1. Ask someone who knows you well. It is usually best to have a strong letter from someone who knows your capabilities well rather than from a prominent individual who doesn't know you well. Admissions committees are trying to evaluate how successful you will be in academic programs, so you will certainly need at least 1 or 2 academic references. In many cases, however, you may also want to use 1 or 2 work-related references, especially if you are applying for a professional program such as for a degree in business, teaching, social policy, etc.

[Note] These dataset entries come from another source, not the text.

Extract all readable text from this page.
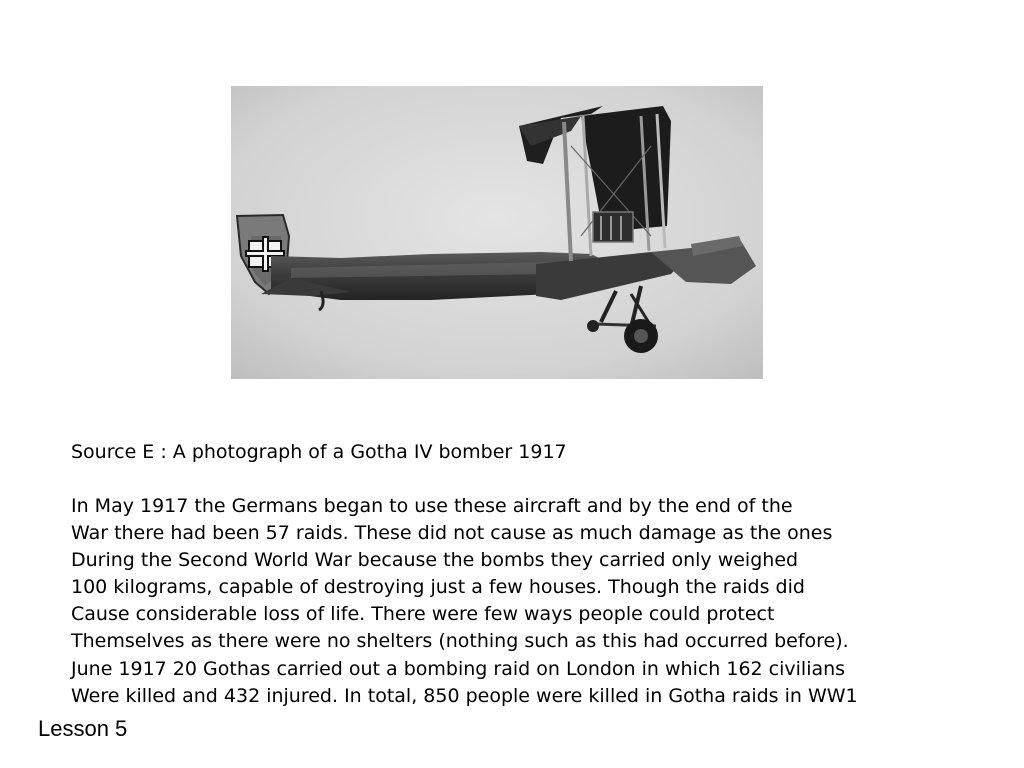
Source E : A photograph of a Gotha IV bomber 1917

In May 1917 the Germans began to use these aircraft and by the end of the
War there had been 57 raids. These did not cause as much damage as the ones
During the Second World War because the bombs they carried only weighed
100 kilograms, capable of destroying just a few houses. Though the raids did
Cause considerable loss of life. There were few ways people could protect
Themselves as there were no shelters (nothing such as this had occurred before).
June 1917 20 Gothas carried out a bombing raid on London in which 162 civilians
Were killed and 432 injured. In total, 850 people were killed in Gotha raids in WW1

Lesson 5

Follow each program's instructions; if the instructions are not clear, contact the program directly for clarification or consult with someone in Career Services for advice.
2. Ask tactfully.
If you are unsure of the recommender’s willingness to write you a letter, you can ask them if they would feel comfortable commenting on your work for the type of program that you are considering. Always provide a copy of your resume
and a copy of your personal statement
if it is ready once they have agreed to write you a letter. If you find that you will be asking for letters for two different kinds of programs (i.e. a public policy degree and law school), then ask them to draft two versions of the letter with the slight amendment.
3. Ask early.
Be sure to ask faculty members at least
one month in advance of when you will need the letters. Follow up with recommenders before the deadline. You may wish to establish a confidential Credentials File
in Career Services to consolidate the process of providing each school with letters of recommendation from your professors. This service may prove especially convenient to those planning to apply a few years after graduation, as it allows you to get letters from current professors on file now, for use in the future.